From: Jeffrey Hugo <quic_jhugo@quicinc.com>

[ Upstream commit bce3f770684cc1d91ff9edab431b71ac991faf29 ]

When processing a SYSERR, if the device does not respond to the MHI_RESET
from the host, the host will be stuck in a difficult to recover state.
The host will remain in MHI_PM_SYS_ERR_PROCESS and not clean up the host
channels.  Clients will not be notified of the SYSERR via the destruction
of their channel devices, which means clients may think that the device is
still up.  Subsequent SYSERR events such as a device fatal error will not
be processed as the state machine cannot transition from PROCESS back to
DETECT.  The only way to recover from this is to unload the mhi module
(wipe the state machine state) or for the mhi controller to initiate
SHUTDOWN.

This issue was discovered by stress testing soc_reset events on AIC100
via the sysfs node.

soc_reset is processed entirely in hardware.  When the register write
hits the endpoint hardware, it causes the soc to reset without firmware
involvement.  In stress testing, there is a rare race where soc_reset N
will cause the soc to reset and PBL to signal SYSERR (fatal error).  If
soc_reset N+1 is triggered before PBL can process the MHI_RESET from the
host, then the soc will reset again, and re-run PBL from the beginning.
This will cause PBL to lose all state.  PBL will be waiting for the host
to respond to the new syserr, but host will be stuck expecting the
previous MHI_RESET to be processed.

Additionally, the AMSS EE firmware (QSM) was hacked to synthetically
reproduce the issue by simulating a FW hang after the QSM issued a
SYSERR.  In this case, soc_reset would not recover the device.

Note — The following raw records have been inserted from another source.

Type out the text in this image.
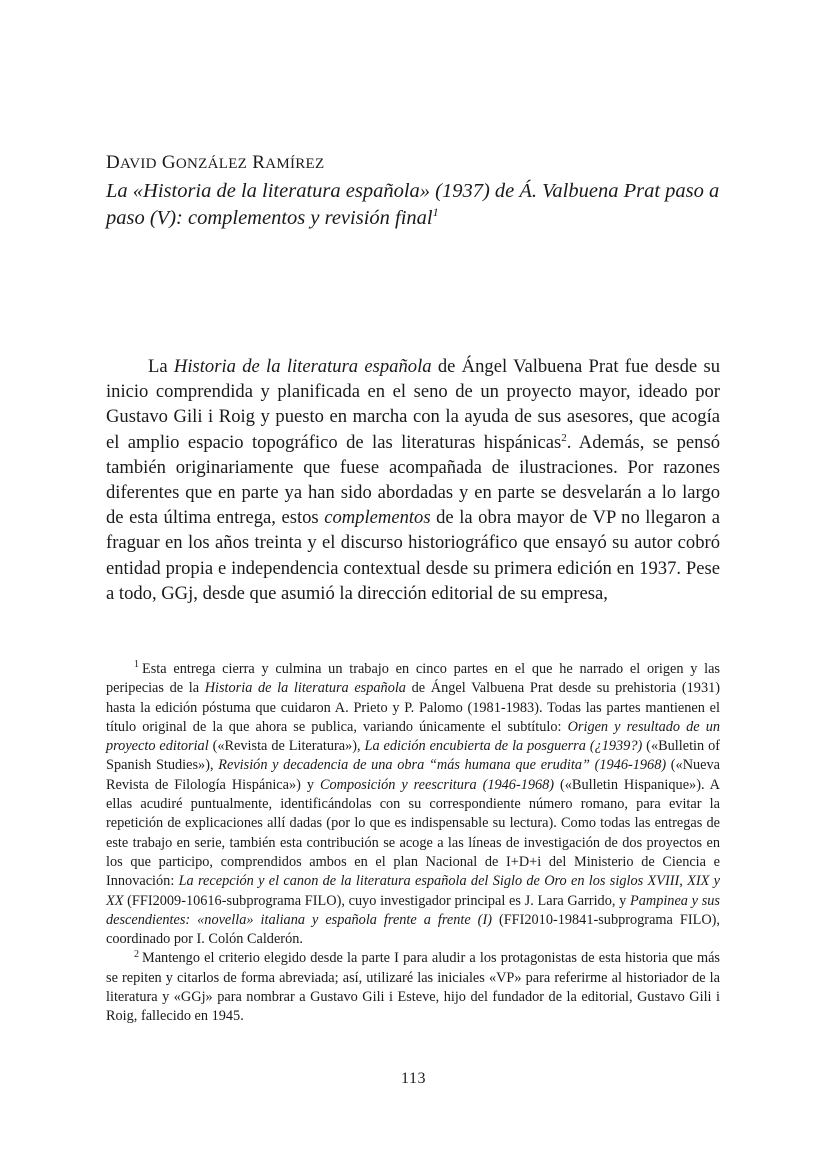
DAVID GONZÁLEZ RAMÍREZ
La «Historia de la literatura española» (1937) de Á. Valbuena Prat paso a paso (V): complementos y revisión final$^1$

La Historia de la literatura española de Ángel Valbuena Prat fue desde su inicio comprendida y planificada en el seno de un proyecto mayor, ideado por Gustavo Gili i Roig y puesto en marcha con la ayuda de sus asesores, que acogía el amplio espacio topográfico de las literaturas hispánicas$^2$. Además, se pensó también originariamente que fuese acompañada de ilustraciones. Por razones diferentes que en parte ya han sido abordadas y en parte se desvelarán a lo largo de esta última entrega, estos complementos de la obra mayor de VP no llegaron a fraguar en los años treinta y el discurso historiográfico que ensayó su autor cobró entidad propia e independencia contextual desde su primera edición en 1937. Pese a todo, GGj, desde que asumió la dirección editorial de su empresa,

$^1$ Esta entrega cierra y culmina un trabajo en cinco partes en el que he narrado el origen y las peripecias de la Historia de la literatura española de Ángel Valbuena Prat desde su prehistoria (1931) hasta la edición póstuma que cuidaron A. Prieto y P. Palomo (1981-1983). Todas las partes mantienen el título original de la que ahora se publica, variando únicamente el subtítulo: Origen y resultado de un proyecto editorial («Revista de Literatura»), La edición encubierta de la posguerra (¿1939?) («Bulletin of Spanish Studies»), Revisión y decadencia de una obra “más humana que erudita” (1946-1968) («Nueva Revista de Filología Hispánica») y Composición y reescritura (1946-1968) («Bulletin Hispanique»). A ellas acudiré puntualmente, identificándolas con su correspondiente número romano, para evitar la repetición de explicaciones allí dadas (por lo que es indispensable su lectura). Como todas las entregas de este trabajo en serie, también esta contribución se acoge a las líneas de investigación de dos proyectos en los que participo, comprendidos ambos en el plan Nacional de I+D+i del Ministerio de Ciencia e Innovación: La recepción y el canon de la literatura española del Siglo de Oro en los siglos XVIII, XIX y XX (FFI2009-10616-subprograma FILO), cuyo investigador principal es J. Lara Garrido, y Pampinea y sus descendientes: «novella» italiana y española frente a frente (I) (FFI2010-19841-subprograma FILO), coordinado por I. Colón Calderón.

$^2$ Mantengo el criterio elegido desde la parte I para aludir a los protagonistas de esta historia que más se repiten y citarlos de forma abreviada; así, utilizaré las iniciales «VP» para referirme al historiador de la literatura y «GGj» para nombrar a Gustavo Gili i Esteve, hijo del fundador de la editorial, Gustavo Gili i Roig, fallecido en 1945.

113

For this failure case, to recover the device, we need a state similar to
PROCESS, but can transition to DETECT.  There is not a viable existing
state to use.  POR has the needed transitions, but assumes the device is
in a good state and could allow the host to attempt to use the device.
Allowing PROCESS to transition to DETECT invites the possibility of
parallel SYSERR processing which could get the host and device out of
sync.

Thus, invent a new state - MHI_PM_SYS_ERR_FAIL

This essentially a holding state.  It allows us to clean up the host
elements that are based on the old state of the device (channels), but
does not allow us to directly advance back to an operational state.  It
does allow the detection and processing of another SYSERR which may
recover the device, or allows the controller to do a clean shutdown.

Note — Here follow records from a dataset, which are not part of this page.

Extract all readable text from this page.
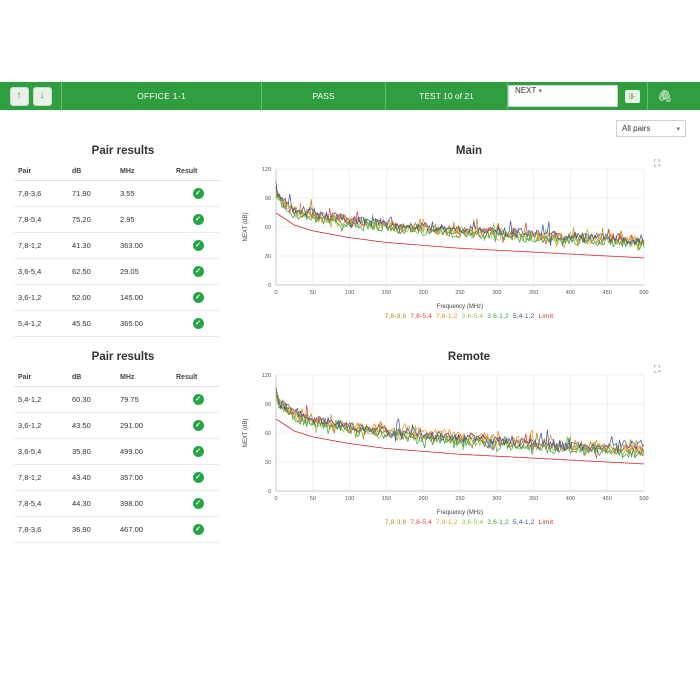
↑	↓	OFFICE 1-1	PASS	TEST 10 of 21
NEXT ▾	⊪	🖇
All pairs	▾
Pair results
Pair	dB	MHz	Result
7,8-3,6	71.90	3.55	✓
7,8-5,4	75.20	2.95	✓
7,8-1,2	41.30	363.00	✓
3,6-5,4	62.50	29.05	✓
3,6-1,2	52.00	145.00	✓
5,4-1,2	45.50	365.00	✓
Main
⛶
0
30
60
90
120
0	50	100	150	200	250	300	350	400	450	500
Frequency (MHz)
NEXT (dB)
7,8-3,6 7,8-5,4 7,8-1,2 3,6-5,4 3,6-1,2 5,4-1,2 Limit
Pair results
Pair	dB	MHz	Result
5,4-1,2	60.30	79.75	✓
3,6-1,2	43.50	291.00	✓
3,6-5,4	35.80	499.00	✓
7,8-1,2	43.40	357.00	✓
7,8-5,4	44.30	398.00	✓
7,8-3,6	36.90	467.00	✓
Remote
⛶
0
30
60
90
120
0	50	100	150	200	250	300	350	400	450	500
Frequency (MHz)
NEXT (dB)
7,8-3,6 7,8-5,4 7,8-1,2 3,6-5,4 3,6-1,2 5,4-1,2 Limit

Signed-off-by: Jeffrey Hugo <quic_jhugo@quicinc.com>
Reviewed-by: Carl Vanderlip <quic_carlv@quicinc.com>
Reviewed-by: Manivannan Sadhasivam <manivannan.sadhasivam@linaro.org>
Link: https://lore.kernel.org/r/20240112180800.536733-1-quic_jhugo@quicinc.com
Signed-off-by: Manivannan Sadhasivam <manivannan.sadhasivam@linaro.org>
Signed-off-by: Sasha Levin <sashal@kernel.org>
---
 drivers/bus/mhi/host/init.c     |  1 +
 drivers/bus/mhi/host/internal.h |  9 ++++++---
 drivers/bus/mhi/host/pm.c       | 20 +++++++++++++++++---
 3 files changed, 24 insertions(+), 6 deletions(-)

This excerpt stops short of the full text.